December 2013 Issue
Pondering a DIY Diesel Tank
Do your homework before making a composite tank.
I have often referred to (former PS Editor) Dan Spurr’s book, “Spurr’s Guide to Upgrading Your Cruising Sailboat,” and I was going to follow Spurr’s advice and build a plywood/glass tank to add auxiliary diesel tankage to my Morgan 382. But the Gougeon Brothers / West System website (www.westsystem.com) makes it sound contrary to standards and potentially damaging to insurance coverage.
It’s likely that West System does not publicly endorse homemade wood/epoxy fuel tanks because of obvious liability reasons, given that it involves do-it-yourself construction and combustible liquids. That being said, we (including Dan Spurr) think that a boat owner can certainly build a safe plywood/epoxy diesel fuel tank. Note that we specify “diesel” here. Gasoline systems—which have higher volatility and combustibility—are much more heavily regulated than diesel systems, and thanks to the introduction of ethanol fuels, related federal regs are an ever-moving target as lobbyists continue to push for higher ethanol limits.
Before planning out your build-a-tank project, first check with your boat-insurance provider to determine whether a composite tank would affect your premiums. If your insurer gives you the green light, the next step is to thoroughly research relevant government (local, state, and federal) regulations and industry building and safety standards.
The U.S. Coast Guard has no published regulations for diesel fuel systems on recreational boats, and the Safety Standards for Backyard Boatbuilders cover only gasoline tanks. However, be sure to pick up a copy of the American Boat and Yacht Council (ABYC) standard for fuel systems, H-33. Although ABYC H-33 oddly focuses only on metal tanks, we consider it required reading for anyone building a diesel tank in any material. It covers venting, material thickness, safety testing (for fire resistance and strength), etc., and according to the standard, non-metallic materials are acceptable, as long as all other standard requirements are met. Also check out the International Organization for Standardization (ISO) standards 10088 and 21487, which specify requirements for permanently installed fuel systems on boats up to 72 feet long.
Once you have a handle on all the regs and standards, talk with West System about which epoxy they recommend. Be sure to use a diesel-resistant inner-tank coating—whether it’s gelcoat or a specialized epoxy paint. Not all epoxy-laminating resins are immune to diesel, and over the long run, resin residue can gum up high- pressure injection pumps. The key to a durable composite diesel tank is a thick, well-cured epoxy coating.
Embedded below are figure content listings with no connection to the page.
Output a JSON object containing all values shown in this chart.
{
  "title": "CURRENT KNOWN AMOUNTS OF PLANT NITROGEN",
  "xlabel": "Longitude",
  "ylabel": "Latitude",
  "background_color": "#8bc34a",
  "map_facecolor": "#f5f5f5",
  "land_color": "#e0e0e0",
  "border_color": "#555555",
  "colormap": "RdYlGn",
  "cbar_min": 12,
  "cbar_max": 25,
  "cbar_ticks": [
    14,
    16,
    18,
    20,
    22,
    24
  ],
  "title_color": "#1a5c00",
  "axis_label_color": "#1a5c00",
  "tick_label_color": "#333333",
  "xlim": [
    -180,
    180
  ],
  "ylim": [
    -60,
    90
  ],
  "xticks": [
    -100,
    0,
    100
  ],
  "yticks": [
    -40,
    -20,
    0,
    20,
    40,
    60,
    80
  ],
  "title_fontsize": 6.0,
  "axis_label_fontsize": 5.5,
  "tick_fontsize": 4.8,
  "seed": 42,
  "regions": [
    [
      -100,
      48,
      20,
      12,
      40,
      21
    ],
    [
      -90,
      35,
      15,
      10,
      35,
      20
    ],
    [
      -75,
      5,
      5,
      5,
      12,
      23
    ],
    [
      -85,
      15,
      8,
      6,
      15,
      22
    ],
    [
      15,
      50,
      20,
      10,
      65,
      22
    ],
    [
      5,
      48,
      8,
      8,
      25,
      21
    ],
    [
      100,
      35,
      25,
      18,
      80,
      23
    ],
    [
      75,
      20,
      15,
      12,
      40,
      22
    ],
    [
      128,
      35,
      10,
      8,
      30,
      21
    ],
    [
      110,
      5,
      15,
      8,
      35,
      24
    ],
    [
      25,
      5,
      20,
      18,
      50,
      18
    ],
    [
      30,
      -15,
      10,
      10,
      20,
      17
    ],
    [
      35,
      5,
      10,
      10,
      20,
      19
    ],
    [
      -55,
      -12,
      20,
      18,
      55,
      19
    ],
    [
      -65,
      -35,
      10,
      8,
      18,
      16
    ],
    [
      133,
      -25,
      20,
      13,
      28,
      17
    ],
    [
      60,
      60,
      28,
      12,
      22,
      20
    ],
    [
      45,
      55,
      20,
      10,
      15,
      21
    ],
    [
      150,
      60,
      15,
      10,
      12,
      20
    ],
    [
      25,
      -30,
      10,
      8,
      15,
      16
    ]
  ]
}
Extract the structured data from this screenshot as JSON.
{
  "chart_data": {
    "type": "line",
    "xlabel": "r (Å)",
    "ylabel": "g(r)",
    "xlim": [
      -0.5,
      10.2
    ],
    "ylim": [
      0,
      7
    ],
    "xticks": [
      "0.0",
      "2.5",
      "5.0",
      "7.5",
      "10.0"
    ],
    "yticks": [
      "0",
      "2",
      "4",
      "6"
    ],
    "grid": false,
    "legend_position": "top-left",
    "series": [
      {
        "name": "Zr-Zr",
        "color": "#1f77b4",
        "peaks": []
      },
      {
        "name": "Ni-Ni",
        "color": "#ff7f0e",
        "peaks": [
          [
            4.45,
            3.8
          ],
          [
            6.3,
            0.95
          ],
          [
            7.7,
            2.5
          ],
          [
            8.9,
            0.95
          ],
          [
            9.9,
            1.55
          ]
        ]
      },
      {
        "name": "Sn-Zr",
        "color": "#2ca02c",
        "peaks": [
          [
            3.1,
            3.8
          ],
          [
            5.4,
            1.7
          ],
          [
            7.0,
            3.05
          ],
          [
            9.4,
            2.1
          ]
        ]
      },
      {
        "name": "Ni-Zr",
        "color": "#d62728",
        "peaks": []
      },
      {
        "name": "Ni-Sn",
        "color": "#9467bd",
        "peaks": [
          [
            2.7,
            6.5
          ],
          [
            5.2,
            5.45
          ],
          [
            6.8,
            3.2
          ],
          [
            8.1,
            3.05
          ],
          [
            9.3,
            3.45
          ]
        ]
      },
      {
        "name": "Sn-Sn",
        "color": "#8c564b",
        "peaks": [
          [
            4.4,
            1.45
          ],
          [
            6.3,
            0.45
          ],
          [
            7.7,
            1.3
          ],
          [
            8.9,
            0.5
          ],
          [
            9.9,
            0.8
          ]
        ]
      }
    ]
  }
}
If you find a composite tank isn’t for you, consider a custom aluminum tank. Aluminum is easy to work with, fabrication is reasonably priced, and it is PS’s preferred diesel tank material. See the May 2007 article on diesel tank replacement to find out why.
After reading your article, “Two Marine Toilets go Head to Head” (PS, January 2008), I bought a Raritan PHII. Raritan recommends using its bio-enzymatic toilet cleaner. However, PS recently advised against using cleaners. Should I forego using Raritan’s cleaner?
1984 Beneteau Idylle 11.5
Our concerns regarding head cleaners were related to some household chemical cleaners (like Lysol) and winter-storage formulas that can harm toilet joker valves over the long term (PS, July 2013). We reported on head and holding tank treatments in the February 2012 and December 2012 issues, and found that when it comes to cleaning agents, chemicals that augment aerobic bioactivity are the best way to reduce head and holding tank odors. Regular use of these products and a long-handle scrub brush can work miracles with head odors. The December 2012 test included Raritan’s bio-enzymatic cleaners, KO (Kills Odors) and CP (Clean Potties). While the top pick in that test was the Bactank T3 powder, both Raritan liquid treatments earned testers’ Recommendation, so, you’d do well to use those.